Patrick Tighe is a trial attorney and member of the firm’s Litigation, Investigations, and Trials Practice Group. He assists clients in resolving complex legal disputes, bet-the-company litigation, and class actions through trial, arbitration, and appeal. Patrick maintains and handles a variety of legal matters, including:
- Business Formation, Management, and Dissolution Disputes. Patrick handles a range of disputes concerning the formation, management, and dissolution of businesses, including partnership formation and management disputes; disputes regarding the acquisition or merger of companies (including sales and acquisition agreements and membership interest purchase agreements); interpretation of operating agreements for different types of businesses (including LLCs); claims for breach of fiduciary duties, fraud, and other business torts; requests for receiverships; business valuation, buyouts, and accountings; derivative and direct legal actions concerning different businesses; claims concerning wrongful solicitation, noncompetition, tortious interference with business relations, or misappropriation of trade secrets or proprietary information; and “business divorce” cases where owners wish to exist or withdraw from different business arrangements with other co-owners.
- Real Estate and Construction Litigation. Patrick oversees all types of legal disputes concerning real property, including disputes about purchase and sales agreements for commercial properties; landlord-tenant issues; lockouts and evictions; condemnation and eminent domain; partition actions; disputes regarding easements and use agreements; quiet title; commercial and residential construction disputes; disputes with homeowners’ association (HOAs); and provisional remedies such as writ of replevin.
- Constitutional & Civil Rights Litigation. Patrick litigates a variety of constitutional and civil rights claims, including claims for malicious prosecution, abuse of process, retaliation, and under Section 1983 (including under the First, Fourth, Fifth, Eighth, and Fourteenth Amendments).

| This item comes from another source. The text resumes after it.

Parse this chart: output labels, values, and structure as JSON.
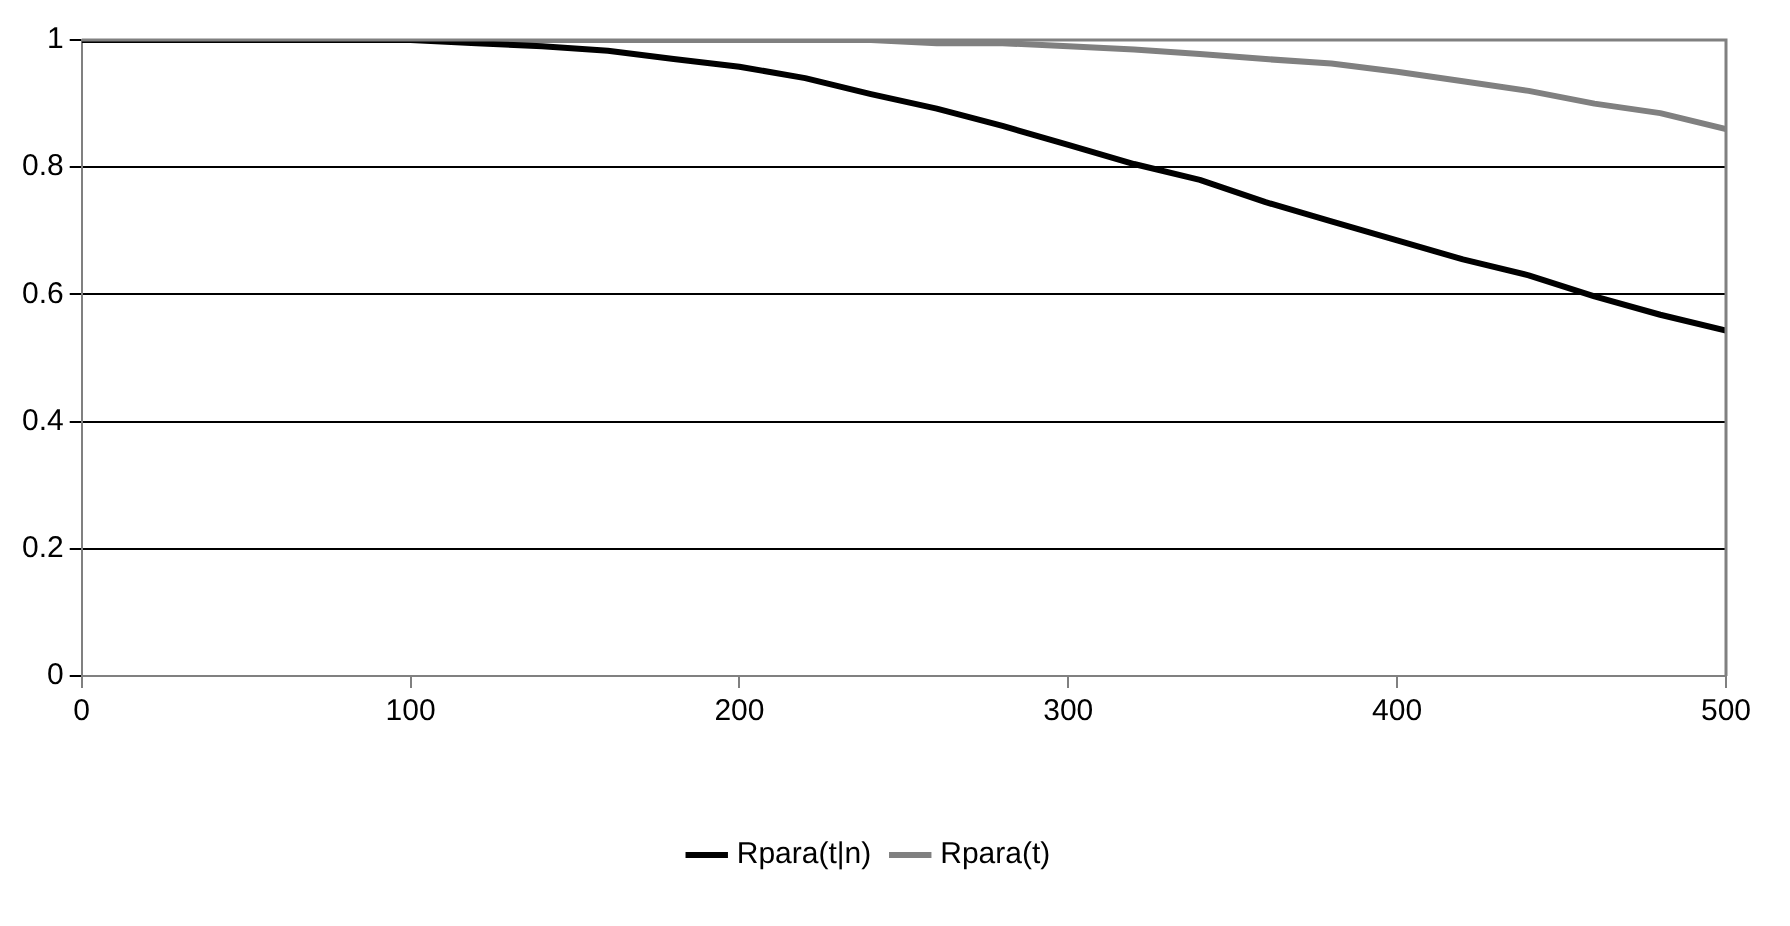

- Piercing the Corporate Veil / Judgment Enforcement. Patrick handles various litigation efforts to collect on judgments and to overcome debtors’ attempts to evade legal liability, including through derivative theories of liability such alter-ego liability, piercing the corporate veil, successor-in-interest, fraudulent transfers (including under the Uniform Fraudulent Transfer Act), garnishments, attachments, debtor examinations, judgment domestication and enforcement, and international discovery through 28 U.S.C. 1782.
Patrick also co-chairs SNELLGBTQ, the firm’s affinity group for members and allies of the LGBTQ community.
Within the community, Patrick serves as the Vice Chancellor for the Episcopal Diocese of Arizona and as Chancellor for Trinity Episcopal Church. In these capacities, he provides pro bono legal advice and services to the Episcopal Church on a range of matters. He serves on the board of Keys to Change — a leading nonprofit focused on addressing and solving homelessness in Maricopa County — and the multicultural advisory board for One Community — a local nonprofit advocating for and advancing equality for LGBTQ Arizonans.
Prior to joining Snell & Wilmer, Patrick clerked for Chief Justice Scott Bales of the Arizona Supreme Court and the Honorable David G. Campbell of the U.S. District Court for the District of Arizona.
In his spare time, Patrick enjoys traveling, cooking with, and hosting dinner parties with his husband, Josh, and going on walks and hikes with their dog, Luka.